Oak Harbor center offers daytime care for dementia, Alzheimer’s patients
Oak Harbor’s new day center gives dementia patients a safe, structured place to spend the day while caregivers get a rare break. Only 12 people fit inside.

For Island County families trying to keep a parent or spouse with dementia at home, daytime can be the hardest stretch of the day. Our Hearts Together, on the second floor of Midway Trader’s Village in Oak Harbor, now gives those families a place where a loved one can spend the day under supervision while caregivers get hours back for work, errands, rest or simply a quiet room.
The center opened about two weeks before April 24 and can serve up to 12 participants. Inside, the setting is deliberately warm and familiar. A retro red refrigerator, Marilyn Monroe on the wall and giant KerPlunk are not just decorations. They are part of a plan to build comfort, routine and connection for people living with memory loss through activities, games, art, music and personal attention from staff who know them as friends, not anonymous clients.
Kayla Wood said the mission is personal to her because her grandfather lived with dementia. She said a local day center helped him once his daughter began taking him there. That kind of support matters for families whose days can otherwise revolve around fall risks, medication timing, agitation and the strain of trying to stay calm while never fully letting their guard down.

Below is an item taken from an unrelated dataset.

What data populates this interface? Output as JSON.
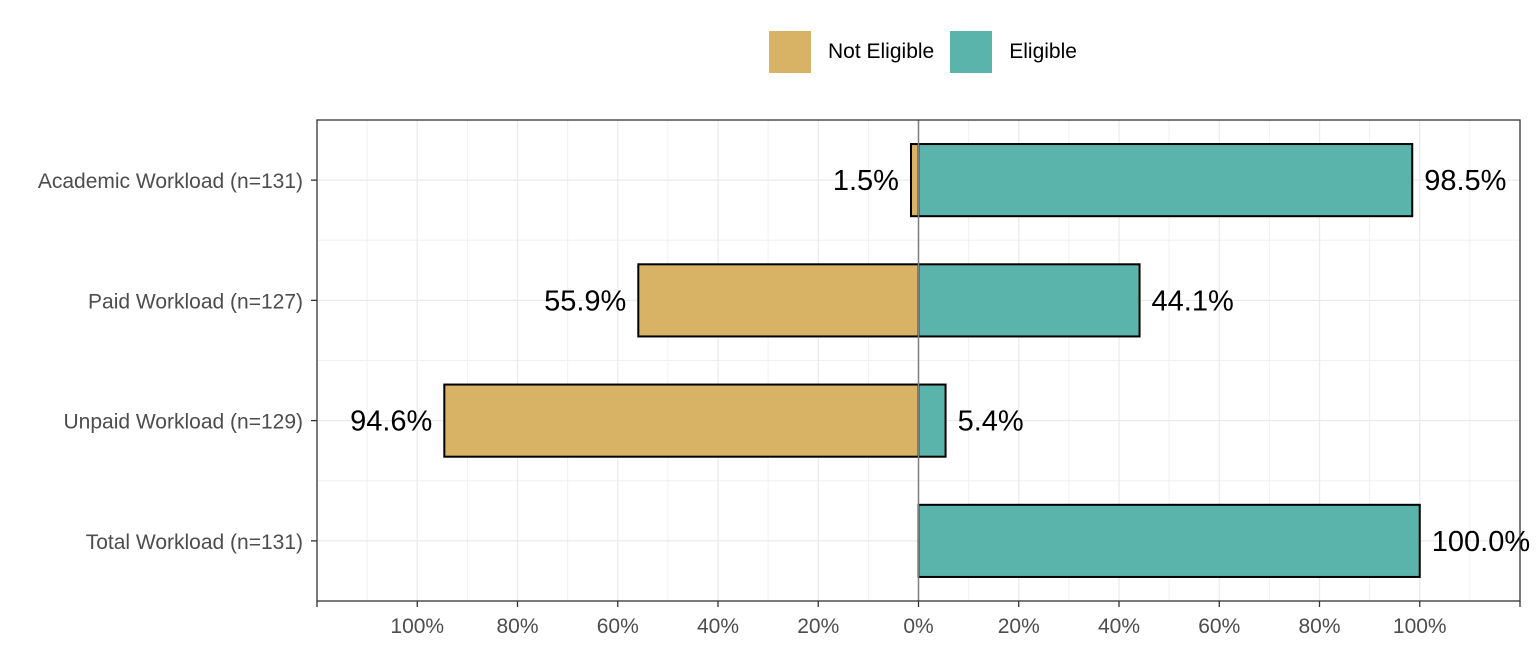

Executive Director Kathie Rivas brings 42 years of caregiving experience to the work, along with a fourth-generation family background in care. Rivas also manages Heartsong Homecare Cooperative in Anacortes, and Our Hearts Together is part of that cooperative. She has framed the center’s purpose around creating a predictable rhythm that supports memory and well-being, while giving caregivers the short-term relief they need to keep going.

That need is easy to understand in Island County, where 28.3% of residents are 65 and older. The Washington State Department of Health says Alzheimer’s disease is a leading cause of death in Washington, and the Alzheimer’s Association says more than 126,000 people in the state are living with Alzheimer’s while 247,000 caregivers provide 378 million hours of unpaid care. Washington State Department of Social and Health Services defines respite care as planned short-term relief for caregivers, and notes that adult day centers can provide it.
On Whidbey Island, where specialized memory care often means traveling off-island, a small center in Oak Harbor fills a gap that has long been felt in daily life. Oak Harbor Library added memory care kits in March after receiving a Puget Sound Energy grant, another sign that local institutions are trying to meet the same need. For families trying to keep loved ones home longer, Our Hearts Together offers something simple and hard to find: a safe place to spend the day, and a little breathing room for everyone else.